How Light Therapy Works

The most studied treatment for SAD targets the root cause directly: it replaces the missing morning light. Light therapy uses a specialized box that emits bright white light, and the standard prescription is 10,000 lux for 30 minutes each morning before 8 a.m., seven days a week. At that intensity and timing, most people with SAD or subsyndromal SAD see substantial improvement.

Intensity and duration trade off. If your light box only delivers 5,000 lux, you need 60 minutes of exposure to get the same effect. At 2,500 lux, it takes a full two hours. Yale’s psychiatry program recommends aiming for at least 7,000 lux for practical, time-efficient treatment. The morning timing is critical because the goal is to reset your circadian clock by simulating an earlier dawn, correcting that phase delay that drives winter depression.

Temperature and Mood Beyond Seasonal Patterns

Research on people with rapid-cycling bipolar disorder found that temperature, and especially the rate of temperature change, showed the strongest coupling with mood among all weather variables. Barometric pressure and cloud cover, interestingly, were not significant predictors in that study, though other research links pressure drops to pain and anxiety in weather-sensitive individuals.
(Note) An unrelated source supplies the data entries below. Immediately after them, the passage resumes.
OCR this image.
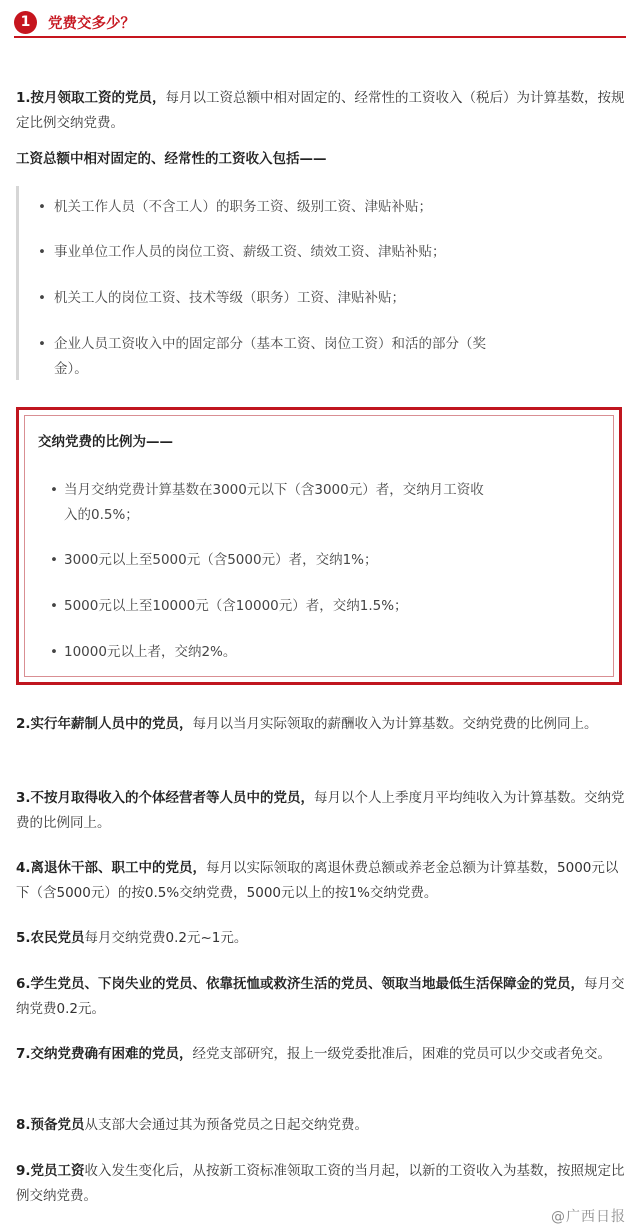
1	党费交多少？
1.按月领取工资的党员，每月以工资总额中相对固定的、经常性的工资收入（税后）为计算基数，按规定比例交纳党费。
工资总额中相对固定的、经常性的工资收入包括——
• 机关工作人员（不含工人）的职务工资、级别工资、津贴补贴；
• 事业单位工作人员的岗位工资、薪级工资、绩效工资、津贴补贴；
• 机关工人的岗位工资、技术等级（职务）工资、津贴补贴；
• 企业人员工资收入中的固定部分（基本工资、岗位工资）和活的部分（奖金）。
交纳党费的比例为——
• 当月交纳党费计算基数在3000元以下（含3000元）者，交纳月工资收入的0.5%；
• 3000元以上至5000元（含5000元）者，交纳1%；
• 5000元以上至10000元（含10000元）者，交纳1.5%；
• 10000元以上者，交纳2%。
2.实行年薪制人员中的党员，每月以当月实际领取的薪酬收入为计算基数。交纳党费的比例同上。
3.不按月取得收入的个体经营者等人员中的党员，每月以个人上季度月平均纯收入为计算基数。交纳党费的比例同上。
4.离退休干部、职工中的党员，每月以实际领取的离退休费总额或养老金总额为计算基数，5000元以下（含5000元）的按0.5%交纳党费，5000元以上的按1%交纳党费。
5.农民党员每月交纳党费0.2元~1元。
6.学生党员、下岗失业的党员、依靠抚恤或救济生活的党员、领取当地最低生活保障金的党员，每月交纳党费0.2元。
7.交纳党费确有困难的党员，经党支部研究，报上一级党委批准后，困难的党员可以少交或者免交。
8.预备党员从支部大会通过其为预备党员之日起交纳党费。
9.党员工资收入发生变化后，从按新工资标准领取工资的当月起，以新的工资收入为基数，按照规定比例交纳党费。
@广西日报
Cold exposure triggers shifts in dopamine and noradrenaline, two brain chemicals involved in motivation, alertness, and stress response. Cold wind stress in particular raises levels of both. This may partly explain why some people feel energized by crisp cold weather while others find it depleting, depending on how their individual neurochemistry responds to those surges.

The relationship between weather and mood is real, measurable, and rooted in how your brain chemistry responds to light, pressure, and temperature. Whether you experience mild meteoropathy or full seasonal depression, the underlying biology involves the same systems: serotonin, melatonin, circadian timing, and stress hormones responding to atmospheric conditions your body was never designed to ignore.